Ein Arzttermin am anderen Ende der Stadt steht an, doch es herrscht das übliche Verkehrschaos, und die Bahn fährt nur alle halbe Stunde. Könnte ich nur fliegen, denkt sich manch einer in so einem Moment. Was, wenn das bald wahr würde? Wenn man einfach in ein kleines Fluggerät steigen könnte, das einen über Staus und Hektik hinwegträgt?

Was bisher vor allem ein sehnsüchtiger Gedanke war, könnte schon bald Realität werden. Denn die Ideen für elektrisch angetriebene Kleinflugzeuge nehmen immer konkretere Formen an. Die Rede ist von autonomen Passagierdrohnen. Oder Flugtaxis, wie sie Digitalministerin Dorothee Bär einmal nannte – und von der Öffentlichkeit belächelt wurde.

Drohnen übernehmen bereits vielfältige Aufgaben: Sie filmen Gebiete von oben, kontrollieren Stromleitungen und retten Unfallopfer. Zum regelmäßigen Shuttle in Großstädten aber hat es bislang nicht gereicht. Mehrere Pilotprojekte sind nun in Arbeit. So planen Dubai, Singapur, Los Angeles und Dallas schon ab 2020 die ersten Testläufe. Deutsche Städte wollen nachziehen. Etwa 75 Unternehmen weltweit brüten zurzeit an der Entwicklung von Passagierdrohnen. Das geht aus einer aktuellen Studie der deutschen Unternehmensberatung Roland Berger hervor.

Passagierdrohnen vor 2030

Schon in fünf bis zehn Jahren soll es Shuttle-Drohnen in städtischen Ballungsgebieten geben. Bessere Batterietechnologie und autonome Systeme machen es möglich, davon ist Manfred Hader, Partner bei Roland Berger, überzeugt. Die Unternehmensberatung rechnet bis 2025 mit rund 3000 elektrischen Fluggeräten weltweit, Tendenz steigend.

Die Flugroboter sollen den Auto- und Schienenverkehr entlasten. Die immer schneller wachsenden Metropolen leiden unter Staus, die Schienennetze für U- und S-Bahnen sind in die Jahr gekommen. Die Drohnen könnten Flughäfen mit Bahnhöfen verbinden oder andere zentrale Orte einer Stadt anfliegen, später womöglich auch Bewohner aus dem Umland ins Zentrum bringen.

Drohnen kosten deutlich weniger als Hubschrauber und sind schneller gebaut als ein neues S-Bahn-System. Google und Airbus, aber auch verschiedene Start-ups versuchen sich derzeit an Modellen für die kleinen E-Flugzeuge. Darunter auch zwei deutsche Gründer: Volocopter und Lilium, die Drohnen für Kurz- und Langstrecken entwickeln. Die Branche könnte 2035 bereits Umsätze in zweistelliger Milliardenhöhe machen, heißt es in einer aktuellen Studie von Porsche Consulting.

Allerdings sind noch viele Fragen zu Passagierdrohnen ungeklärt. Wo zum Beispiel sollen sie landen? Schon Autofahrer treibt die Parkplatzsuche in Großstädten zur Verzweiflung. Ein Platzproblem könnte sich auch in der Luft ergeben. Der Himmel über einer Stadt ist eben nicht grenzenlos.

5G-Netz fehlt

Und so fortgeschritten die Technik auch ist: Die nötige digitale Infrastruktur für Passagierdrohnen existiert noch nicht. Dafür braucht es ein stabiles 5G-Netz, über das Kontrollbehörden kommunizieren und die autonomen Systeme schnell reagieren können. Auch eine Zulassung für die fliegenden Elektroshuttles steht noch aus.

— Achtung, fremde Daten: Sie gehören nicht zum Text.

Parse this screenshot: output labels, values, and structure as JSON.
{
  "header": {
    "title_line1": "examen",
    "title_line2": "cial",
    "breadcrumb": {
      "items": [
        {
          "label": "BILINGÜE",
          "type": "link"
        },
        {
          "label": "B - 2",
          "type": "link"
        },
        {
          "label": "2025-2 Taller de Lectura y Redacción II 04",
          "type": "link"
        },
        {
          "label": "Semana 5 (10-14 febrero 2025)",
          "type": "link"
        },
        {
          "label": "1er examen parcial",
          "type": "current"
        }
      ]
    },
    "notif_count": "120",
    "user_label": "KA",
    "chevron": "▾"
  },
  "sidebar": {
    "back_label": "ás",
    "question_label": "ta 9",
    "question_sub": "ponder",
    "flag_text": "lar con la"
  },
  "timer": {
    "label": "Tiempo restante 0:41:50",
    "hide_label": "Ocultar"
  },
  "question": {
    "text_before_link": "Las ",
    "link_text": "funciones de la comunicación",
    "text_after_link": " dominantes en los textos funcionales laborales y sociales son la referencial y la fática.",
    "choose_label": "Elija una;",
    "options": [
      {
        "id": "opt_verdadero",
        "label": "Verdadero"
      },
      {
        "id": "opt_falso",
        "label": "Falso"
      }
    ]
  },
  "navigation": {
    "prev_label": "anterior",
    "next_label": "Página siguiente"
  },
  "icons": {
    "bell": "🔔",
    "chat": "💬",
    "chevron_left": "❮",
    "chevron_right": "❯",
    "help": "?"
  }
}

Von diesen Unsicherheiten lässt sich die „Urban Air Mobility-Community“ nicht aus dem Tritt bringen. In der von der EU unterstützten Initiative haben sich 15 europäische Kommunen zusammengetan, um Passagierdrohnen den Start zu erleichtern. Dafür beratschlagen sich die Städte unter anderem mit Landesregierung und Wirtschaftsvertretern. Eine bessere Zusammenarbeit könnte eine europäische „Revolution“ in der Mobilität lostreten, sagt Tobias Schönberg von Roland Berger.

Ein letzter Protest könnte am Ende von der Bevölkerung selbst kommen – nicht jeder möchte einen regelmäßigen Flugverkehr direkt über seinem Kopf. Doch spätestens, wenn dann der Arztbesuch ansteht, kommt man vielleicht ins Grübeln.